# MS Office 2003 [Locking Excel/Word Toolbars]



## JHY-IC (Feb 9, 2005)

I have searched various forums, including this one, so I'm not sure there is a way to resolve this problem.

Every time I start Excel or Word [Microsoft Office 2003 Pro] I have to rearrange my toolbars. When I start Excel [for example], I'll arrange my toolbars [including dragging them]. After I have them all moved where I want them, I'll use Excel and then shut the app down. When I restart Excel, the toolbars will no longer be in the places I moved them to earlier. I have to rearrange them every time!

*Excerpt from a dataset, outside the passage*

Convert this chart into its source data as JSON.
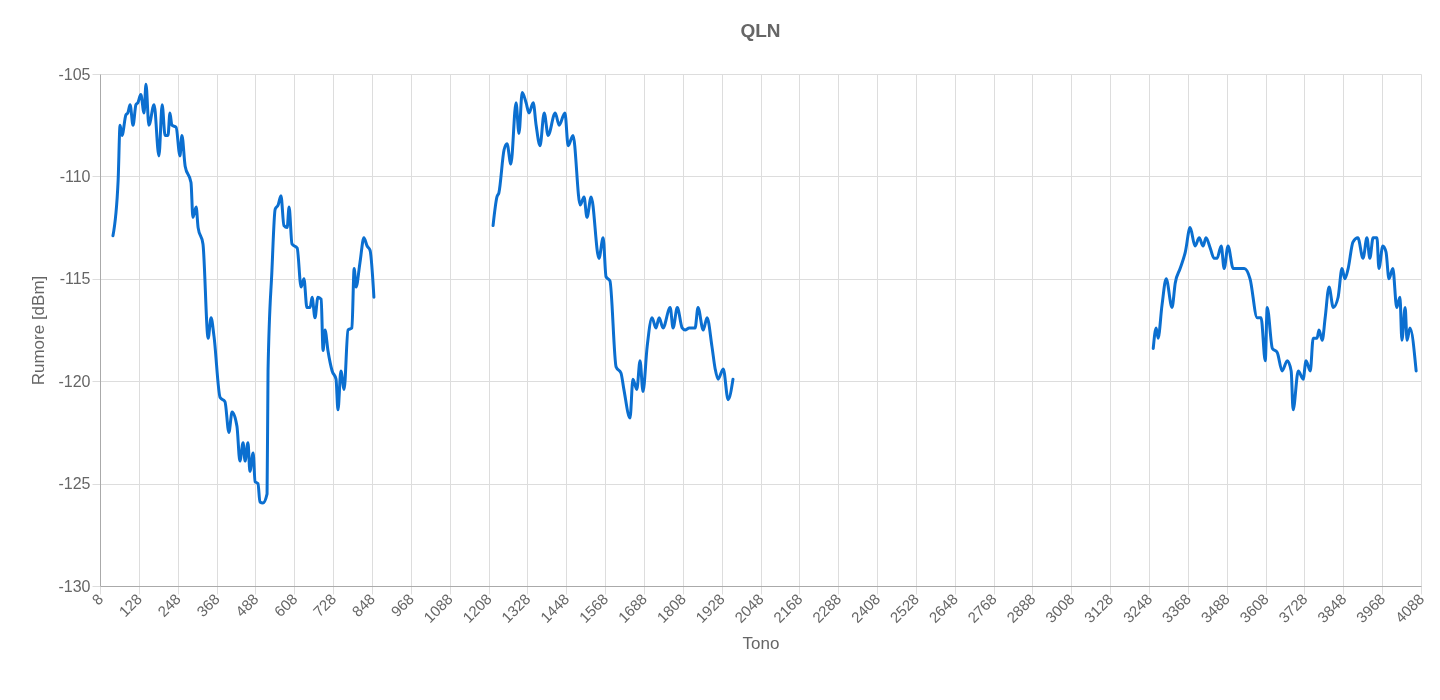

Is there a way to lock the toolbars in MS Office 2003 Pro, specifically Excel and Word?

Thanks!

Joseph


----------



## pcpro17 (Oct 9, 2006)

Which version of Windows are you using? Which service pack?


----------



## JHY-IC (Feb 9, 2005)

I'm using Windows XP Pro SP2 [Build 2600.xpsp_sp2_gdr.050301-1519: Service Pack 2].


----------



## pcpro17 (Oct 9, 2006)

What are your access privelages on that computer? Is the computer a network or public computer?


----------



## Zack Barresse (Jul 25, 2004)

Joseph,

You may have a corrupt XLB file and/or Normal.dot template. The Excel toolbars are stored in Excel.xlb file and located in your hidden office files in (I believe) application data. Search for this file, delete it. Ensure Excel is closed when you do this. Restart Excel (a new xlb file will automatically be created). Sometimes this file gets bloated and out of control. This also means you will have to re-arrange your toolbars yet again as they will revert to default formation(s). The xlb file shouldn't be more than a few hundred kb in size.

HTH


----------



## JHY-IC (Feb 9, 2005)

I have administrative privileges on this computer as it is my own personal laptop [Dell 8100 Inspiron].

Thanks HTH, I'll delete the normal.dot and restart, ad I'll let you know if this works.

BTW, I've added some add-ins for Excel, and it is these add-ins that keep arranging themselves.


----------



## Zack Barresse (Jul 25, 2004)

So the default toolbars don't re-arrange themselves?? The add-ins _will_ re-arrange themselves (mostly). In general, add-in menus are programmatically added and deleted. A standard practice is to delete it when the add-in closes (which is generally when the application [Excel] is closed) and add it when the add-in opens (when the application [Excel] opens).

To fix this, you'll need scripting rights to the add-ins. It's really no easy task, but you must find where the command bar(s) are added and set their temporary parameter to false. Then you must change the close routine to only delete upon add-in uninstall. There are pros and cons that come with this and can be difficult sometimes.

If you do not have access to the add-ins code, then you're pretty much out of luck. You may want to find out who wrote them and contact them on the issue. I do not recommend hacking the VBA password, even though it is fairly weak; hacking is not a good practice and should never be done.

We'd be willing to help you here with your issues, but you'd need to post the code, which you'd need access to again. If you want, I could walk you through it on the phone (I have free incoming minutes  , pm for number if you'd like).


----------